Changer nos habitudes pourrait éviter 40 % des cancers, révèle une étude
Des millions de cas de cancer prévisibles liés à des facteurs modifiables
Chaque année, le monde est confronté à l’apparition de près de 20 millions de nouveaux cas de cancer, une maladie aux multiples visages dont les causes sont parfois évitables. Une étude récente, publiée le 3 février par l’Agence internationale de recherche sur le cancer, affiliée à l’OMS, révèle qu’en 2022, 37,8 % des cas de cancer auraient pu être évités. Soit environ 7,1 millions des 18,7 millions de cas recensés, lorsque l’on exclut les cancers de la peau non mélanomes. Ces chiffres alarmants soulignent le rôle de 30 facteurs de risque modifiables.
Parmi ces risques, le tabagisme est le principal coupable, lié à 15,1 % des cas. Suivent de près les infections, responsables de 10,2 %, et la consommation d’alcool qui représente 3,2 %. Les cancers les plus associés à ces comportements incluent le cancer du poumon, souvent causé par le tabac et la pollution atmosphérique, le cancer de l’estomac, fréquemment dû à l’infection par Helicobacter pylori, et le cancer du col de l’utérus, majoritairement provoqué par le papillomavirus humain (HPV).
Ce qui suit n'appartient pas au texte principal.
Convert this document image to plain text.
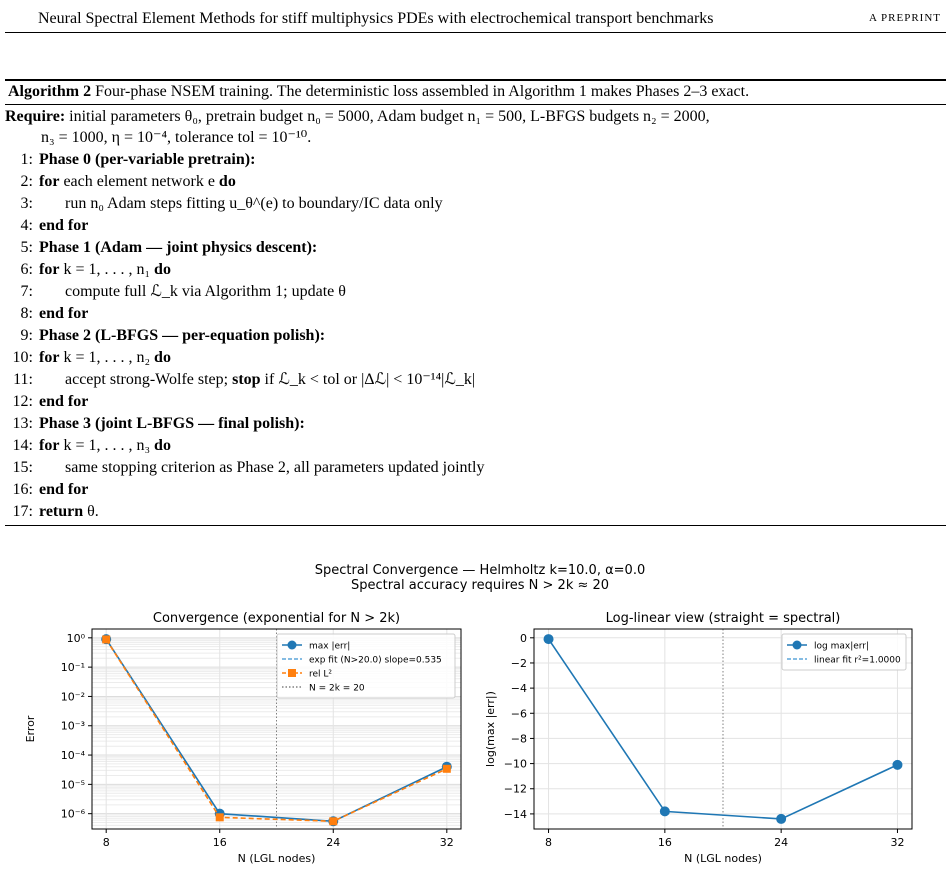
Neural Spectral Element Methods for stiff multiphysics PDEs with electrochemical transport benchmarks	A PREPRINT
Algorithm 2 Four-phase NSEM training. The deterministic loss assembled in Algorithm 1 makes Phases 2–3 exact.
Require: initial parameters θ₀, pretrain budget n₀ = 5000, Adam budget n₁ = 500, L-BFGS budgets n₂ = 2000,
n₃ = 1000, η = 10⁻⁴, tolerance tol = 10⁻¹⁰.
1: Phase 0 (per-variable pretrain):
2: for each element network e do
3: run n₀ Adam steps fitting u_θ^(e) to boundary/IC data only
4: end for
5: Phase 1 (Adam — joint physics descent):
6: for k = 1, . . . , n₁ do
7: compute full ℒ_k via Algorithm 1; update θ
8: end for
9: Phase 2 (L-BFGS — per-equation polish):
10: for k = 1, . . . , n₂ do
11: accept strong-Wolfe step; stop if ℒ_k < tol or |Δℒ| < 10⁻¹⁴|ℒ_k|
12: end for
13: Phase 3 (joint L-BFGS — final polish):
14: for k = 1, . . . , n₃ do
15: same stopping criterion as Phase 2, all parameters updated jointly
16: end for
17: return θ.
Spectral Convergence — Helmholtz k=10.0, α=0.0
Spectral accuracy requires N > 2k ≈ 20
Convergence (exponential for N > 2k)
8	16	24	32
N (LGL nodes)
10⁰
10⁻¹
10⁻²
10⁻³
10⁻⁴
10⁻⁵
10⁻⁶
Error
max |err|
exp fit (N>20.0) slope=0.535
rel L²
N = 2k = 20
Log-linear view (straight = spectral)
8	16	24	32
N (LGL nodes)
0
−2
−4
−6
−8
−10
−12
−14
log(max |err|)
log max|err|
linear fit r²=1.0000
Les statistiques varient selon le sexe et la région géographique. Chez les hommes, 45,4 % des cas pourraient être évités, comparativement à 29,7 % chez les femmes. En Asie de l’Est, cette proportion dépasse même les 57 % pour les hommes. Ces données, divulguées à la veille de la Journée mondiale contre le cancer, soulignent l’énorme potentiel de la prévention. Les stratégies incluent la vaccination contre le HPV, le dépistage et le traitement précoces des infections, ainsi que des politiques rigoureuses de lutte contre le tabagisme.
L’importance de cette étude réside dans sa capacité à éclairer les zones d’intervention prioritaire pour les autorités sanitaires et gouvernementales. Elle appelle à une prise de conscience collective sur la nécessité d’adopter des comportements plus sains pour réduire le fardeau mondial du cancer. Chaque action visant à diminuer l’exposition à ces facteurs de risque pourrait, au fil des années, convertir ces statistiques effrayantes en améliorations concrètes de la santé publique mondiale.
Cette avancée scientifique ouvre la porte à une multitude de débats et actions pour que ce potentiel de prévention ne reste pas lettre morte. La compréhension et la reconnaissance des risques évitables constituent des étapes cruciales vers un monde où le cancer a moins de prise sur nos vies.